I have a bad feeling about this.

I’ve also received a rash of “I have this idea, you take half a year to write it while living on air and then we’ll split the profits! Or I’ll–this is an even better deal–TAKE ALL THE PROFITS! Isn’t that great? Don’t you want to do that? Why don’t you want to do that? Where are you going? I HATE YOUR WORK ANYWAY.”

Yeah, it’s a whole mood, and it plays out the same way every. damn. time.

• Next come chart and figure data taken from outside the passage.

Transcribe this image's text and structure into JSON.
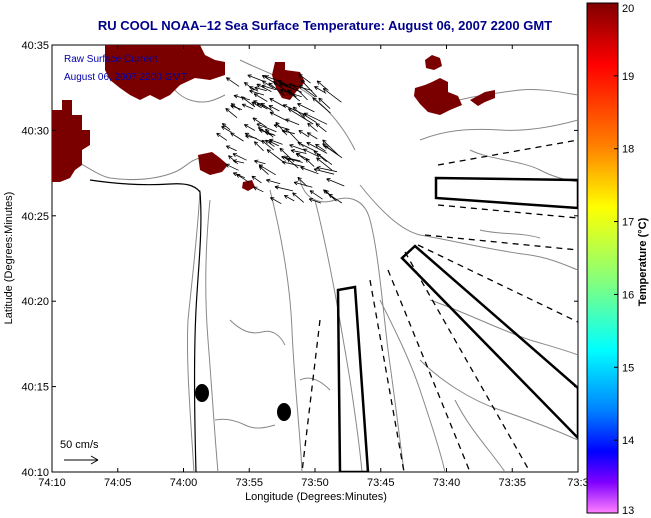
{
  "title": "RU COOL  NOAA–12  Sea Surface Temperature:  August 06, 2007 2200 GMT",
  "annotations": {
    "line1": "Raw Surface Current",
    "line2": "August 06, 2007 2200 GMT",
    "scale_label": "50 cm/s"
  },
  "axes": {
    "xlabel": "Longitude (Degrees:Minutes)",
    "ylabel": "Latitude (Degrees:Minutes)",
    "xticks": [
      "74:10",
      "74:05",
      "74:00",
      "73:55",
      "73:50",
      "73:45",
      "73:40",
      "73:35",
      "73:3"
    ],
    "yticks": [
      "40:35",
      "40:30",
      "40:25",
      "40:20",
      "40:15",
      "40:10"
    ]
  },
  "colorbar": {
    "label": "Temperature (°C)",
    "ticks": [
      "20",
      "19",
      "18",
      "17",
      "16",
      "15",
      "14",
      "13"
    ]
  },
  "colors": {
    "title": "#00008b",
    "land": "#7a0000",
    "contour": "#888888"
  }
}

On a brighter note, the creative well demanded filling yesterday, so I spent some time watching the second Magic Mike movie, wrote 4k, then ended up missing bedtime because I watched Netflix’s Russian Doll start to finish in one gulp. The former was enjoyable, and I have Thoughts about the male gaze of the director focusing on male entertainers. The latter was…thought-provoking. I did not like the protagonist but I was rooting for her and for Alan, the character the story really belonged to.

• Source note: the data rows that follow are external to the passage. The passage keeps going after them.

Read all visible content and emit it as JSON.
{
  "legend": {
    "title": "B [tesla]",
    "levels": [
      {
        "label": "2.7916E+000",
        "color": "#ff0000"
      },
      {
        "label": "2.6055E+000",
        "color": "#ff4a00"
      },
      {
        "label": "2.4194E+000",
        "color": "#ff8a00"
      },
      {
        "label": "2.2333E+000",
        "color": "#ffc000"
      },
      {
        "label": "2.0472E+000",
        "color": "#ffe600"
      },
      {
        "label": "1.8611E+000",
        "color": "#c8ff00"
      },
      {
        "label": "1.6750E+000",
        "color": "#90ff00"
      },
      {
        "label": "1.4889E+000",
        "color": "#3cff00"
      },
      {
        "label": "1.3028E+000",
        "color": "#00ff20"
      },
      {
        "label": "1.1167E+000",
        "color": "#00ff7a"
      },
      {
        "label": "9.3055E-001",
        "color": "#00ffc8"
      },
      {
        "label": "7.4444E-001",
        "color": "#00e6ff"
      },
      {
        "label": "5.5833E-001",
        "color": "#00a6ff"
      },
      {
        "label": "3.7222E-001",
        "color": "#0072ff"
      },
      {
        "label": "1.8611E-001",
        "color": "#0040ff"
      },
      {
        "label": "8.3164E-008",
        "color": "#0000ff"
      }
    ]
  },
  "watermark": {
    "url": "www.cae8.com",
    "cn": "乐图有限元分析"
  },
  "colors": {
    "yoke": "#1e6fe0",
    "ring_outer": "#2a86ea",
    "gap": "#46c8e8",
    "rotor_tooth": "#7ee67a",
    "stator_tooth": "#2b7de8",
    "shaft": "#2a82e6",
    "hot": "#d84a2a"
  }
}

That’s something I wish more narrative artists–writers in particular, but also directors–would take to heart more frequently. The protagonist is the watcher/reader’s main point of entry into the story. The story belongs, however, to the character who changes the most, and failing to recognize that is a large source of reader/viewer frustration and disappointment.

Deciding who your protagonist is and who the story actually belongs to will make the structure of the work much clearer, and will allow the storyteller–in whatever format–to push and pull said structure to get the effect they want. Along with a list of what every character in the thing desires–even the walk-ons–it’s a tool that often arrives after a great deal of trial and error, not to mention hard work. Lucky you, therefore, getting it for free!

…yeah, I’m a little salty this morning. Time to drag both dogs out for a run before the rains come in, though I never mind running under precipitation. It keeps the assholes with unleashed dogs inside, at least.

All right, Thursday. Let’s not hurt each other, okay? I’ll play gently if you will.